Volunteering helps students learn about teamwork, compassion, face-to-face communication and leadership skills in a supportive environment. In addition, students can use this experience to explore their interests and abilities prior to paid employment. Volunteering looks great on a resume! Tip: Always make sure you get a written recommendation from a supervisor.


4. Update Your Digital Presence

Be mindful that colleges and potential employers might be looking at your digital profile on Facebook, Twitter, LinkedIn and Instagram! Do what you can to delete or clean up your social presence and assume that everyone can see it. Consider if what you have posted is good enough to be on a job bulletin board.
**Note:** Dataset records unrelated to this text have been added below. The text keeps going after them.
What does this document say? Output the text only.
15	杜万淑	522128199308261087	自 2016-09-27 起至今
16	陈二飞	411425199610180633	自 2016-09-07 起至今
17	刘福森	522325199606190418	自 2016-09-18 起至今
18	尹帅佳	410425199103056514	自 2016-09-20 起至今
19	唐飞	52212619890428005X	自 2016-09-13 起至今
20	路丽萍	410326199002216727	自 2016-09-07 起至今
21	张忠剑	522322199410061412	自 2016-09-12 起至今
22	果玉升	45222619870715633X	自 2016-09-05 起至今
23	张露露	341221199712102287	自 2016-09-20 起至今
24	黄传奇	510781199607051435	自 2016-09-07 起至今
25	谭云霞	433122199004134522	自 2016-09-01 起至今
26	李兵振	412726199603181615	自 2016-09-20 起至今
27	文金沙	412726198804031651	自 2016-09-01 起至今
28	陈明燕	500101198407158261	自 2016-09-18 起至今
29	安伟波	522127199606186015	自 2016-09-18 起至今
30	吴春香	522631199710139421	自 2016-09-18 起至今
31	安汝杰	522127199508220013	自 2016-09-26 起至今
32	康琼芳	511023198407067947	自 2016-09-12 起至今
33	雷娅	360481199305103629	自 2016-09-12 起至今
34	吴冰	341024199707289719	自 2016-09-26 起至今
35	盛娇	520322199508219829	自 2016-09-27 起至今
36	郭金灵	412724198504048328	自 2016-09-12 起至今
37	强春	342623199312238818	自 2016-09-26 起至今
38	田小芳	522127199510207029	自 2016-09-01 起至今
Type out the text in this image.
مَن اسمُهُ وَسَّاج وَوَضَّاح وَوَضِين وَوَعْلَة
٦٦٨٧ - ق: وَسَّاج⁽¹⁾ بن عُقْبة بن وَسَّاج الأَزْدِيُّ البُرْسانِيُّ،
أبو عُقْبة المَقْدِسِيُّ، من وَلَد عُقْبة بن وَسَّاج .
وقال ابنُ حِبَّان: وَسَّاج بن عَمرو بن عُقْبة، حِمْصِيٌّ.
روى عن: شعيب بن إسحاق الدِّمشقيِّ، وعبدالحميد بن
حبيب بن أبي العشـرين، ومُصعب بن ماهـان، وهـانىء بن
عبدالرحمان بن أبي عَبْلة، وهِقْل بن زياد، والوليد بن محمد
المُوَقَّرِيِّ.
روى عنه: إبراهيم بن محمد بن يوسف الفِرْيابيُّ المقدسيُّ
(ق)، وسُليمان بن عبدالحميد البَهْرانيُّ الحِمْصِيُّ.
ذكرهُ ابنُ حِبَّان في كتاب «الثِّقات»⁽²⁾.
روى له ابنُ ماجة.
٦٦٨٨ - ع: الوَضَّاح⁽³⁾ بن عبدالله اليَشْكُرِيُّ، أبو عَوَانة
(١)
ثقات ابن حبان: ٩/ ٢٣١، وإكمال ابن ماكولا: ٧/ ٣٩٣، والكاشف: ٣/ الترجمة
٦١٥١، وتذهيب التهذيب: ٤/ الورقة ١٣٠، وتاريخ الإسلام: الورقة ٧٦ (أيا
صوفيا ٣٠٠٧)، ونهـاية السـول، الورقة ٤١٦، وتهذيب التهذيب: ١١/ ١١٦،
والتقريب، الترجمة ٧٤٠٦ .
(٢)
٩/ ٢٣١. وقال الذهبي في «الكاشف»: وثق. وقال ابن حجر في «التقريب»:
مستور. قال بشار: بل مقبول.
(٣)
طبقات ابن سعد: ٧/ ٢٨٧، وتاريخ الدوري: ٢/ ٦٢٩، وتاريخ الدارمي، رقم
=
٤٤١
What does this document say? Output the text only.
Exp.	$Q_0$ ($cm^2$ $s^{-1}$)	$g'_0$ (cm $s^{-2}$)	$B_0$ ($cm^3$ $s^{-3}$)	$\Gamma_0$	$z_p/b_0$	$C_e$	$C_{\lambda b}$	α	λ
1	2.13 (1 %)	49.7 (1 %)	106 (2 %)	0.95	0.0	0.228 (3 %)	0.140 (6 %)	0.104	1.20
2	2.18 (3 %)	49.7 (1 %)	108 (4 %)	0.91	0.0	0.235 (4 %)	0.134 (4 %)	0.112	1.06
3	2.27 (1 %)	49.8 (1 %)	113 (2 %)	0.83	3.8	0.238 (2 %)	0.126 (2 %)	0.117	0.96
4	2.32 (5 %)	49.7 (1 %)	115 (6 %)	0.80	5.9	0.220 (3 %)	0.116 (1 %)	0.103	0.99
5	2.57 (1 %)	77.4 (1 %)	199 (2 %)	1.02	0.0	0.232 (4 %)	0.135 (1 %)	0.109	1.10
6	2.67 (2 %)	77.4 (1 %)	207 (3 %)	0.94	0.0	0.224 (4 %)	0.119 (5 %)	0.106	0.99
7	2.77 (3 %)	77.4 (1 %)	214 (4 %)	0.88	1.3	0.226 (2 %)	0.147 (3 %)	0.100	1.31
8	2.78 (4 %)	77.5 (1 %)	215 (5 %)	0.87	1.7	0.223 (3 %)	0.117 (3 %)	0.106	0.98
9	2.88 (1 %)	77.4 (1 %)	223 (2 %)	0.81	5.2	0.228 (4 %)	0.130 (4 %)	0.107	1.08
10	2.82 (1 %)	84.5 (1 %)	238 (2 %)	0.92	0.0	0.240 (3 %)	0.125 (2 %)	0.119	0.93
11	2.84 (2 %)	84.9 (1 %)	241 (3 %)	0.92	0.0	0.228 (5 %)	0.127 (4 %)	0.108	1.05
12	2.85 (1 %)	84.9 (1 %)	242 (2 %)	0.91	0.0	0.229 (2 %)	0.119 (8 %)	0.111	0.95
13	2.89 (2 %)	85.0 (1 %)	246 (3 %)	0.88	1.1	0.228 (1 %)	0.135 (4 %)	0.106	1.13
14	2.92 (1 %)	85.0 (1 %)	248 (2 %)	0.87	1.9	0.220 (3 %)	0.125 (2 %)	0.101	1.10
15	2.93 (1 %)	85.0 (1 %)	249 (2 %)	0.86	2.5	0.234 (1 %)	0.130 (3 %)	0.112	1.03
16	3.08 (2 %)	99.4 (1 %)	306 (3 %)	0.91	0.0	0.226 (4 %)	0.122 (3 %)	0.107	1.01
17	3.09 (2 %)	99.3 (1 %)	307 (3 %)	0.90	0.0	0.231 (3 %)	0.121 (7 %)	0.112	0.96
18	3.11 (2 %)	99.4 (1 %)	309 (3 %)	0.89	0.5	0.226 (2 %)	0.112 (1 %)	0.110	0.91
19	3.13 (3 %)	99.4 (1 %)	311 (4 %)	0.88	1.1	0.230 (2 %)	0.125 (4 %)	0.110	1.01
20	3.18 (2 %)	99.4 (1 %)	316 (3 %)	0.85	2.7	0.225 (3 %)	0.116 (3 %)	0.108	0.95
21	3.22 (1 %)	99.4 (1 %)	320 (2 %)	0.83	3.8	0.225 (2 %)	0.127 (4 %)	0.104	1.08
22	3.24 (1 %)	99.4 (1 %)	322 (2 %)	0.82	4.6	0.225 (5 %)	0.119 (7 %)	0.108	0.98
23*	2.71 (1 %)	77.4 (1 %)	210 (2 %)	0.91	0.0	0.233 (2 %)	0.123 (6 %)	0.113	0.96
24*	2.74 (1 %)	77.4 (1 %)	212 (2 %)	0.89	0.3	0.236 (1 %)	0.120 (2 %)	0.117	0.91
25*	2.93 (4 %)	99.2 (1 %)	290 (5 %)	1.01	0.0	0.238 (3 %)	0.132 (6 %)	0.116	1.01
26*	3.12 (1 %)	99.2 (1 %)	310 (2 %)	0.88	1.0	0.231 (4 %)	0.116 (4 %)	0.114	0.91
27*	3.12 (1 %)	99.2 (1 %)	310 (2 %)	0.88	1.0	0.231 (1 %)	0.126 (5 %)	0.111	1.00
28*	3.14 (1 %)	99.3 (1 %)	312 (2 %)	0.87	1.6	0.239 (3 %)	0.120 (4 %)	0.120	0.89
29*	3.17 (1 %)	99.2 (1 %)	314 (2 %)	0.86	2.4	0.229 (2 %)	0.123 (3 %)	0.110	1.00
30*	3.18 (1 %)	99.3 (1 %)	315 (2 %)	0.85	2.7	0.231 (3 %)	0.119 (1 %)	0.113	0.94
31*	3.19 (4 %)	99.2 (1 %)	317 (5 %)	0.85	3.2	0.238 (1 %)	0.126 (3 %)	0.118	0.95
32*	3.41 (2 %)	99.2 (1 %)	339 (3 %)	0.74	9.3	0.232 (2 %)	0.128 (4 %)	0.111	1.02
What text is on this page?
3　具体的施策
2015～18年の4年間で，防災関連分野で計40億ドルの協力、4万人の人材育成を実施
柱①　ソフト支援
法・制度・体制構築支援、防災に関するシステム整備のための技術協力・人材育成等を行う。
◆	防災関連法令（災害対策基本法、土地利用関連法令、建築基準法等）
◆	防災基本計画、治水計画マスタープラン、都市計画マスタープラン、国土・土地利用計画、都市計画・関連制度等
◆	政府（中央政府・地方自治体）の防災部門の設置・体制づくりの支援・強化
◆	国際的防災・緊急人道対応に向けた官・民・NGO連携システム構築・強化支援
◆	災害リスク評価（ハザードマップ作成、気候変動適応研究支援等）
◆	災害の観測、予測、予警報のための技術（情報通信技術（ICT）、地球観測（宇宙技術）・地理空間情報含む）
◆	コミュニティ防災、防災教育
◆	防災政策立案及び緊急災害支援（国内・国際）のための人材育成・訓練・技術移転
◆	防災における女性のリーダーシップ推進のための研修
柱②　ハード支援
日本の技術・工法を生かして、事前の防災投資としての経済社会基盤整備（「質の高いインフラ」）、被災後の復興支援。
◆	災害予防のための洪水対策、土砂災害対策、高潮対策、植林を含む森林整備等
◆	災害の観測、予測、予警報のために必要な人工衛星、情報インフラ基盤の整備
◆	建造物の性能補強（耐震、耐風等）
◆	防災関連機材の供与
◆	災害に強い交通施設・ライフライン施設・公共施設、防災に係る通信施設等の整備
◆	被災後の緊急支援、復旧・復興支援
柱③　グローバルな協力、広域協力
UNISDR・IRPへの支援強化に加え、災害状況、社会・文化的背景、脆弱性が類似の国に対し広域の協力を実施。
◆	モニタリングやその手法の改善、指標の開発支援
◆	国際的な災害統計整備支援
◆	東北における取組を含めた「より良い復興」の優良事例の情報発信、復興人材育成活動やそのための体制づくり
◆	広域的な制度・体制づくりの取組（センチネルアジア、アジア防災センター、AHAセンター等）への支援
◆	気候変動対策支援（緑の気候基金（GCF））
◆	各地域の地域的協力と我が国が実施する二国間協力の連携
5. Get to Know Your Professors

It is KEY for students to know the people in their school – professors, administrators, counselors. Professors are a huge resource in terms of advice and connection. A written recommendation from a professor can carry a lot of weight when looking for an internship or job.


6. Network and Stay In Touch

You never know who could be helpful to your career down the road. Don’t be afraid to reach out to a connection for career advice, introductions, job shadowing options, or potential opportunities. It is great practice talking to people and making face-to-face connections. The more you network the more comfortable you will be.


7. Do an Internship…or Two…or More

Internships give students practical experience before they get out into the working world. In addition, students can learn about a trade and vocational skills to prepare for the business world. All work experience looks great on a resume! There is competition for internships, so the early you start looking, the better!


8. Subscribe to a Daily National Newspaper (Paper Version)

Reading is good. Better readers are better writers. Reading and writing is a key transferable skill. It makes it easier to chat with people at networking events about current events. The skill of “small talk” and chit chat can be practiced. When browsing the newspaper, be aware of the information and articles that interest you and save them.


9. Get Organized

Students need to treat the process of getting a job after college or finding an internship as if they are taking a class on the subject. Use a 3-ring binder to keep track of thought, articles about companies, and internships. Have a place to store resumes, certificates, letters of recommendations and past achievement.


10. Practice the Art of Small Talk and Face-to-Face Conversations

There are soft skills that students should practice every day to help improve the very important first impression. Oral communication may be more important than having a second language. Communication skills get better with practice. Some ideas are to put your phone away during dinner and take classes in public speaking, drama, writing, performance, and business.


While a college education is a step in the right direction, that slip of paper with a fancy crest and signature isn’t the end-all-be-all. In addition to pursuing a college degree, students should use their formative college years to grow outside the classroom. From career development planning to internships, the focus should be on becoming a well-rounded person with an eye on the future.